Since more-specific selectors take precedence over more-general ones, our selector using a class overwrites the styling for paragraphs in general. IDs are even more specific than classes (you can have only a single element on a page with any given ID). Say that we wrote the following line:
p#MostSpecific {border: solid 6px red;}
With this line in place, any paragraph with the ID MostSpecific would have a 6-pixel border rather than a 5-pixel border, even if it had the BigRed class.
Great Artists Steal
Of course, the easiest way to learn CSS is to start playing around with the code yourself. Although this simple explainer might be confusing without prior coding experience, it makes a lot of sense in context. For further help, I recommend that you check out a few of the great online resources for learning CSS. I'm a fan of the video tutorials on Don't Fear the Internet and the previously mentioned glossary of CSS tags on Dochub for general reference.Use your browser's developer tools to look at the code (CSS, HTML, JavaScript) that forms your favorite websites.
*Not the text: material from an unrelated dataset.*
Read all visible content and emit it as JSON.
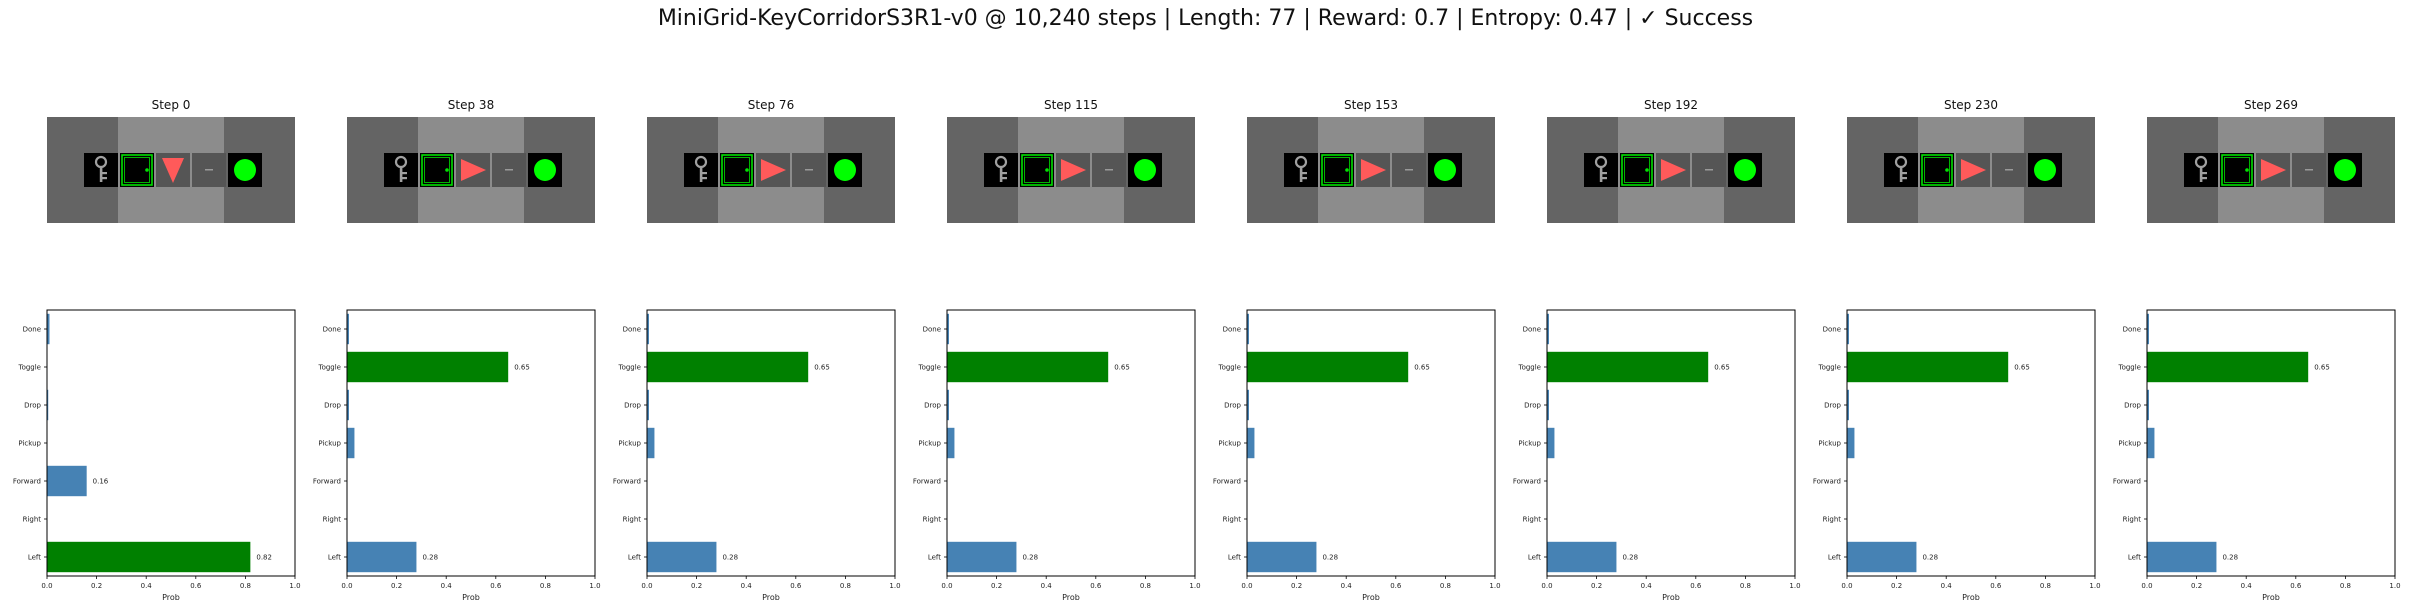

The best way to learn how to write great CSS, however, is to look at how other coders do it. Luckily, that's a simple exercise in practically any modern browser. Both Chrome and Safari come with built-in developer tools that let you quickly and easily look at the CSS, HTML, and JavaScript on any page. Firefox and Internet Explorer users have access to similar tools through the free extension Firebug. These tools make it easy to see the code that creates your favorite websites, even highlighting on the page whichever element you are currently mousing over in the page's source code, and vice versa.
The next time you see a layout or formatting trick that you really like on a website, you can feel confident firing up your browser's developer tools to take a look and maybe try it out for yourself. With a little curiosity and practice, you'll soon be able to understand and replicate tricks from even the most beautiful sites on the Web.